EU's Hogan apologises but rides out calls to quit over Irish golf dinner furore

DUBLIN/BRUSSELS (Reuters) – European Trade Commissioner Phil Hogan apologised again on Sunday for attending a golf dinner in his native Ireland that may have breached COVID-19 regulations, but an EU official said he would not heed calls from Irish leaders to resign.

“The commissioner is not resigning,” said the official, who is close to the European Union executive’s trade policy chief.

Hogan, who is the Irish representative on the European Commission, was asked on Saturday by Ireland’s prime minister and deputy prime minister to consider his position after his attendance at the dinner caused public outrage and led to other political resignations.

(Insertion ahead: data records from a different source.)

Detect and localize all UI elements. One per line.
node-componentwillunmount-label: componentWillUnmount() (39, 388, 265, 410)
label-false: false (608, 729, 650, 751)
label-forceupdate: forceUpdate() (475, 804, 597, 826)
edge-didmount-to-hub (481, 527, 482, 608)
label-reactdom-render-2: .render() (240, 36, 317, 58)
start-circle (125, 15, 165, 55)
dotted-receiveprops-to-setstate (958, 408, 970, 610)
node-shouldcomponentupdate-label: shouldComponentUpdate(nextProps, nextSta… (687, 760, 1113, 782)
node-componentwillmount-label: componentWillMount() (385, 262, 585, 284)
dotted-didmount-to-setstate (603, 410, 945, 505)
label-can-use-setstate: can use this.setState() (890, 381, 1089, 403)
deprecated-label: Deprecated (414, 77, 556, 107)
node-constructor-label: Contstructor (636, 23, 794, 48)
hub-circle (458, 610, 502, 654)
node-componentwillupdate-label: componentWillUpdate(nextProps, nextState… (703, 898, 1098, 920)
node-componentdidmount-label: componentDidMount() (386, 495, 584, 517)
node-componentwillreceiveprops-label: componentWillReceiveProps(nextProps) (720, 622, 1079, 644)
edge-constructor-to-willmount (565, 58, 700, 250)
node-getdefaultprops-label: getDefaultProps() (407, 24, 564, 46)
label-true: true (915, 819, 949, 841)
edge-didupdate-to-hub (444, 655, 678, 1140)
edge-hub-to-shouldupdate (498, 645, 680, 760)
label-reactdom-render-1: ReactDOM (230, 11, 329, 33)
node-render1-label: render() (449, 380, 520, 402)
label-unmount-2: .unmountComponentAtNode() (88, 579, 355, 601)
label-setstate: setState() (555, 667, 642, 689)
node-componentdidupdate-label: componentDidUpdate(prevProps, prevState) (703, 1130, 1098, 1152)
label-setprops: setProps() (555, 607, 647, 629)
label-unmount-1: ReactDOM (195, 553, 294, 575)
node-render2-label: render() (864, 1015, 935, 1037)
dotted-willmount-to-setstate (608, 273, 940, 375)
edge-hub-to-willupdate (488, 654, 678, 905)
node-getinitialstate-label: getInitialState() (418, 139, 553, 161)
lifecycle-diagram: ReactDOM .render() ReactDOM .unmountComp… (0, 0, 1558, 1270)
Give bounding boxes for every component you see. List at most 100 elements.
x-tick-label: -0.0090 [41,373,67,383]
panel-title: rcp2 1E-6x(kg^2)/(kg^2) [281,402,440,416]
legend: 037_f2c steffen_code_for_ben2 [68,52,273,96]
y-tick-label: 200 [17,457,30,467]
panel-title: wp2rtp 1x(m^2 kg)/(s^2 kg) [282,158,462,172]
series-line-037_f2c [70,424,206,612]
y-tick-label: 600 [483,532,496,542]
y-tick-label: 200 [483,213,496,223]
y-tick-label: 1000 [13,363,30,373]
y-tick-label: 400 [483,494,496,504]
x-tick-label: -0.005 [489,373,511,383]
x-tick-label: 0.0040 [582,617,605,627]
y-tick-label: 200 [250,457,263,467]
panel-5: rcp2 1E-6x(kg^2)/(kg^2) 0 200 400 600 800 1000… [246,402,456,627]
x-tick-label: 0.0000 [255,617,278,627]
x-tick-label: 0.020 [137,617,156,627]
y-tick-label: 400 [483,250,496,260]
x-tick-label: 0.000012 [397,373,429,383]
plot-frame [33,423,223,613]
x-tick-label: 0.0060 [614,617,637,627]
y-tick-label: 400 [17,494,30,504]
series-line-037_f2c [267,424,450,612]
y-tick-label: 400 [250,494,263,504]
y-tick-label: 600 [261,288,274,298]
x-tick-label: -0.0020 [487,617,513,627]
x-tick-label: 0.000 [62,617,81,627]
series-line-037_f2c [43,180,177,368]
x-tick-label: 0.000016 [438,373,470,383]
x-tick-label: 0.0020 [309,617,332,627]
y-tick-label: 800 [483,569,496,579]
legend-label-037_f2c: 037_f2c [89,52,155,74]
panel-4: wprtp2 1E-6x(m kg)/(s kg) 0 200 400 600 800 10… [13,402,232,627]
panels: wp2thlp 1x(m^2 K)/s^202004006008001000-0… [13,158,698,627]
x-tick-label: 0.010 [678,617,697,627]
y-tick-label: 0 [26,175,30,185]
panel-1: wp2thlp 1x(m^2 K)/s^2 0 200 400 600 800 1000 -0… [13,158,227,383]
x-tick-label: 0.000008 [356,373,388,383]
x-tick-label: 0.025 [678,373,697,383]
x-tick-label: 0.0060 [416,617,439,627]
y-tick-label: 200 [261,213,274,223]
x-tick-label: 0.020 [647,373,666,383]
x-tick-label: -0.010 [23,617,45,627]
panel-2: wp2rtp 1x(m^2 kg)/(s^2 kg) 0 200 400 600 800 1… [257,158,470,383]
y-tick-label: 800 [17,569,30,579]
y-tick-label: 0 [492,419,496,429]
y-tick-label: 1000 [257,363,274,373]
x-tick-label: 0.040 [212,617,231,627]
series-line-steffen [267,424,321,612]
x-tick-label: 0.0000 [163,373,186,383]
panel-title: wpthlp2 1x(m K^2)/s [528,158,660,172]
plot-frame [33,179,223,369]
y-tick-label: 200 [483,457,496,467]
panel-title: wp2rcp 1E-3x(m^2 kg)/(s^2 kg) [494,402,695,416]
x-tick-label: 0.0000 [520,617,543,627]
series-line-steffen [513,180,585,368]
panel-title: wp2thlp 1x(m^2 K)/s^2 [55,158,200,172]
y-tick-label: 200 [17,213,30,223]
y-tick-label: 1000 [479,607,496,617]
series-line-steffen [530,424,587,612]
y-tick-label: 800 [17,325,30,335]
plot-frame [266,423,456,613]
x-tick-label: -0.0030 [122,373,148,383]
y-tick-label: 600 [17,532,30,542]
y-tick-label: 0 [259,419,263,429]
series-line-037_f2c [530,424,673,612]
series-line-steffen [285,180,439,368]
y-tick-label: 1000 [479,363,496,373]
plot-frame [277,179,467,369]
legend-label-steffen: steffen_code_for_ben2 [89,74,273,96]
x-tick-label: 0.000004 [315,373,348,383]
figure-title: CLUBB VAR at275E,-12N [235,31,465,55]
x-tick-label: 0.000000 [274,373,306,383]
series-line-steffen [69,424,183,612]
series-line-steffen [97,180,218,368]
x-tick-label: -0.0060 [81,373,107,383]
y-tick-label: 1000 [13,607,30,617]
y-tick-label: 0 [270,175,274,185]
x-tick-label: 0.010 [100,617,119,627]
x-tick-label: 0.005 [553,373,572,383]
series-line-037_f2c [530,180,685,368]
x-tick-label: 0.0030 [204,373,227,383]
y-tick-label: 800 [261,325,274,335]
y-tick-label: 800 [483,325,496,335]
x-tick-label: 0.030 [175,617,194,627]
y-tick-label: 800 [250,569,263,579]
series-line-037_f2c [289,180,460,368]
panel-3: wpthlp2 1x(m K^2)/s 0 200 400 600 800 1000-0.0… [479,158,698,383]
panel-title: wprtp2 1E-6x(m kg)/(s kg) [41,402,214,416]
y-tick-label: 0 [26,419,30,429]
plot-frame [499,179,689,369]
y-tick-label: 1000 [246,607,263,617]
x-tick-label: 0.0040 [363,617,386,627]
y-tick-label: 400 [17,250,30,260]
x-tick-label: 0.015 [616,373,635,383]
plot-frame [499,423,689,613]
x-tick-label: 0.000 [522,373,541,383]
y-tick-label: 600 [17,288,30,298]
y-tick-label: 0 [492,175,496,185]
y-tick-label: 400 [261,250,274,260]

Hogan offered an initial apology on Friday only after Prime Minister Micheal Martin demanded one. On Sunday he said he had listened carefully to Martin and Deputy Prime Minister Leo Varadkar’s views.

“I acknowledge my actions have touched a nerve for the people of Ireland, something for which I am profoundly sorry,” Hogan said in a statement, adding that his attendance had caused “unnecessary stress, risk and offence”.

“I want, in particular, to apologise to… all people who have lost loved ones during this pandemic.”

An Irish cabinet minister quit and other lawmakers were disciplined on Friday for being among over 80 guests at the dinner in a hotel in the west of Ireland hosted by parliament’s golf society.

The day before the dinner the government had tightened the restrictions to say that no more than six people should attend an indoor gathering, with limited exceptions for weddings, churches and some cultural spaces.

Hogan said he had been reporting to European Commission President Ursula von der Leyen on the event in recent days.

Signaling that the controversy had not been shrugged off in Brussels, a Commission spokesman said von der Leyen had asked Hogan to deliver a full report of what happened.

“It is important that facts are established in detail to carefully assess the situation,” the spokesman said.

The golf dinner infuriated Irish people who have been unable to attend funerals or had to cancel holidays or weddings because of the rules. Varadkar, leader of the Fine Gael party, said it had seriously damaged the national effort at a time when infections are rising.

Varadkar welcomed Sunday’s more detailed apology from Hogan, a former Fine Gael minister, but said a further explanation was required in respect of both his attendance at the dinner and his movements around Ireland.

“If he can’t do that, then he needs to consider his position,” Varadkar told RTE Radio.